Algorithms are my lifestyle. Spotify recommends your top songs, Instagram recommends sponsored ads, Wholefoods recommends organic bananas. The online world is “made for us”. It reminds me of the movie Truman Show. You are born on a virtual platform, made public. Spectators are watching, following, commenting, liking, adding, and sharing YOU.  Truman was not aware of the alternative reality he was part of until the end of the movie. But as a human being, he chose to leave the constructed experience to enter “reality”. The internet has created a world for “us”. The outside world is scarier. We fear the “no wifi”, the “in-person” presentation or appointment.  You are “live” in front of the whole world. If we stop social media, what would happen to us? If we control the internet, what are the possibilities? The dial-up internet service is still available.

I am a hugger in touch-starvation mode. Do I want digital clothes? 

“The world doesn't need more physical clothing”, voiced Kerry from The Fabricant. The Amsterdam based digital design house has been experimenting with digital fashion for many years. They became famous for their $9,500 digital dress sold in 2019. The dress doesn't exist, at least not physically. They created an open source platform for anyone to upload, wear, and interact with virtual people. For Carlings, a fast fashion company based in Oslo, their e-commerce platform presents only digital garments. You can buy their augmented t-shirt, go to AR filters on Instagram, modify the design as you wish and share with all your friends. Gaming and Fashion are now a thing. Second Life not only offers a digital environment, but also digital clothing; Moschino collaborates with Sims, Burberry with B Bank, and Animal Crossing has its own digital fashion archive.

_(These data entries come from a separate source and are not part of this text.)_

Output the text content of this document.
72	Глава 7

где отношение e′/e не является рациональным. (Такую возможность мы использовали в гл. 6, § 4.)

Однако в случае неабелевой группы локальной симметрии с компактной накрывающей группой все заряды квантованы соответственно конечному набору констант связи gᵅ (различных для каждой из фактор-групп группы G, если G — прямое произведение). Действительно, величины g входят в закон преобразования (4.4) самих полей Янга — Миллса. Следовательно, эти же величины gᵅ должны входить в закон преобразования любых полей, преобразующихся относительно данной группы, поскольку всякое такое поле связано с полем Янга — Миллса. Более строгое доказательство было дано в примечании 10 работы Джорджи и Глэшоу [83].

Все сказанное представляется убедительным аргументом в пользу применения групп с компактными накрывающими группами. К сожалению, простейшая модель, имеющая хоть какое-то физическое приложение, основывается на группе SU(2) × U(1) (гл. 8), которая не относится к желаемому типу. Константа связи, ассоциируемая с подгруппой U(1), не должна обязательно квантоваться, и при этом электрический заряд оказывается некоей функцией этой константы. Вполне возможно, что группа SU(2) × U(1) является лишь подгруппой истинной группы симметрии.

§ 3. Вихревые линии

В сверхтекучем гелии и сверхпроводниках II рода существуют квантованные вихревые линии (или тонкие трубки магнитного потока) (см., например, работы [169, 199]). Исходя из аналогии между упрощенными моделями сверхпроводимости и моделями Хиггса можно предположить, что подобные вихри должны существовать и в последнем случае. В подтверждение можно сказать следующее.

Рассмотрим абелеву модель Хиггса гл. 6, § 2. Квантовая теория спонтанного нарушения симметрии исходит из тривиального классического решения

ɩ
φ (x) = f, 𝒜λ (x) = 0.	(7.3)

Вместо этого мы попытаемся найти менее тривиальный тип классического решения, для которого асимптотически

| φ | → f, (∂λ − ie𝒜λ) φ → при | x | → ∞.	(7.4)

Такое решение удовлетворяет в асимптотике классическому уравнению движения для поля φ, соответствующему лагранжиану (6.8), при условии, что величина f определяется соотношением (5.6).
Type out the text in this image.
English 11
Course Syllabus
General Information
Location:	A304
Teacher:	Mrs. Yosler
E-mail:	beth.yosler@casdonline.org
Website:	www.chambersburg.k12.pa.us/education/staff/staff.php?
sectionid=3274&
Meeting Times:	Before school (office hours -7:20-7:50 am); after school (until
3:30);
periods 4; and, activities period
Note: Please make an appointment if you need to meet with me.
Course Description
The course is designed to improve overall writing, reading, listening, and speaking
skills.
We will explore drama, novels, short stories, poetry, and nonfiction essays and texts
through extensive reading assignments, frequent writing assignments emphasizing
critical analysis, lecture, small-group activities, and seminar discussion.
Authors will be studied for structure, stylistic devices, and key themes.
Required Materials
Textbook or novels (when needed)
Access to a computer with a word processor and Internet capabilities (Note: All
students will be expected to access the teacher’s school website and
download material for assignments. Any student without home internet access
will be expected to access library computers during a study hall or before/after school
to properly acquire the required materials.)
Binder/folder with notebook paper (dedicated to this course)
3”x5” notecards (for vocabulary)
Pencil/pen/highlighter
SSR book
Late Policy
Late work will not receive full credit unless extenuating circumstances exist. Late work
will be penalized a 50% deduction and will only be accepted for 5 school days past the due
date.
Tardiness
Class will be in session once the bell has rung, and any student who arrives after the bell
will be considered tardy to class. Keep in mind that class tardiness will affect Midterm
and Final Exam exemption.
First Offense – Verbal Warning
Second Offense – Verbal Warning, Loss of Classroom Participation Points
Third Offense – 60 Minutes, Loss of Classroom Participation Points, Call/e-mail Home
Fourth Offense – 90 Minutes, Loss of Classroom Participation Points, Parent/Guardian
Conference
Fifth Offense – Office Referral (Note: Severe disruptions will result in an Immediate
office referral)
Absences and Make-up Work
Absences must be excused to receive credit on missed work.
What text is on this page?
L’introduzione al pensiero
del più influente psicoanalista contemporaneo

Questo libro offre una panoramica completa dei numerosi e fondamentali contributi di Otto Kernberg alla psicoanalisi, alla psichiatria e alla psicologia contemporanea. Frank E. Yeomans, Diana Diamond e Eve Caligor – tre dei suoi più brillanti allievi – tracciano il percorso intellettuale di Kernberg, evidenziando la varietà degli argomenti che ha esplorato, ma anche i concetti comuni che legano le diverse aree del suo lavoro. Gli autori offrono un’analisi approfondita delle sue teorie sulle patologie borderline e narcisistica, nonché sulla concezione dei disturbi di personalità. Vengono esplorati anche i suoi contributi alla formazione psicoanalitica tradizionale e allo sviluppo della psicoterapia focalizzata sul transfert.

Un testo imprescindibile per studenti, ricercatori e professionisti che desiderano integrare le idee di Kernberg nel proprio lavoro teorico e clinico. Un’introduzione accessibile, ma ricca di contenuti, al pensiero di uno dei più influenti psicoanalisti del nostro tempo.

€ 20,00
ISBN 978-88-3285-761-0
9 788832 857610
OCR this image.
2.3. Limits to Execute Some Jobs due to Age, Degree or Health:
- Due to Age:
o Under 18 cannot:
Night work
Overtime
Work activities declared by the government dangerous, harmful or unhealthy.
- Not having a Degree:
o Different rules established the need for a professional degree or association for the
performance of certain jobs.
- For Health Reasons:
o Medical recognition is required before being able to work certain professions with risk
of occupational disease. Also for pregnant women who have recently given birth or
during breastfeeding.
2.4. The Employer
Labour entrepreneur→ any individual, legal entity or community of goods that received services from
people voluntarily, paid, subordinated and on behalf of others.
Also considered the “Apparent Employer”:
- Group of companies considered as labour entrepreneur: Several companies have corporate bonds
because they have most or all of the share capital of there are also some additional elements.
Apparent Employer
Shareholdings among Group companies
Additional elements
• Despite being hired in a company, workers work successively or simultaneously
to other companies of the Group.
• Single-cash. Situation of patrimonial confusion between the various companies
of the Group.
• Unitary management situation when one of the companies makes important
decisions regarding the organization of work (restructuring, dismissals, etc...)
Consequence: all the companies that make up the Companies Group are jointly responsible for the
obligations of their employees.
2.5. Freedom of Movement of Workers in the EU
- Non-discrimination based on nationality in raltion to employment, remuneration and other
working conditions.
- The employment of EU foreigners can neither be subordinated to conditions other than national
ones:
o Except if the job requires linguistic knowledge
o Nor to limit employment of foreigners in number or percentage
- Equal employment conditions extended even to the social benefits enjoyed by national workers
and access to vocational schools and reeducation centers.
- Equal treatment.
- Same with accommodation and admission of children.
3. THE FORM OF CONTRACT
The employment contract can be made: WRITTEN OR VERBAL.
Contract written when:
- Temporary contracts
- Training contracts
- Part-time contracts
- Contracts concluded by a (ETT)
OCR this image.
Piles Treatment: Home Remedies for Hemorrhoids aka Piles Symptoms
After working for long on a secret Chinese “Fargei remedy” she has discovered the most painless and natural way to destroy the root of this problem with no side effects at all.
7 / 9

After the digital shop for physical fashion, we now have the physical shop for digital fashion. Virtualism takes time and money but creates less waste. In 2019, HOT:SECOND, founded by Karinna Nobbs, was the first ever physical pop up store in London, selling only digital fashion. Their slogan is #lovenotlandfill. By donating a garment, participants can then try on four different digital outfits—from Christopher Reaburn’s designs, Bowie’s jumpsuit, to historical costumes. Imagine if you could try on any historical garments from archives around the world and post it on social platforms with the newest filter. That is the dream. Is it? We don't need to look real on social media. 

 One thing is certain: there is no more “real” versus “virtual”. We live in hybridity. How will this affect Fashion, design, art, and academia? We are now forced to think. We need radical changes in the fundamental social and economical structures. We can no longer just re-adjust here and there. We need utopian ideas more than ever. We now understand that our realities can shift dramatically and it is up to us to make earth a better place, online and offline. We now have the opportunity to-reinvent everything from scratch[almost everything]. Here is my proposal: study, understand and experiment with the Internet.

*In 2020, 40% of the global population still don't have access to the internet or don’t use it at all. Let that sinks in. I recognize that I am privileged.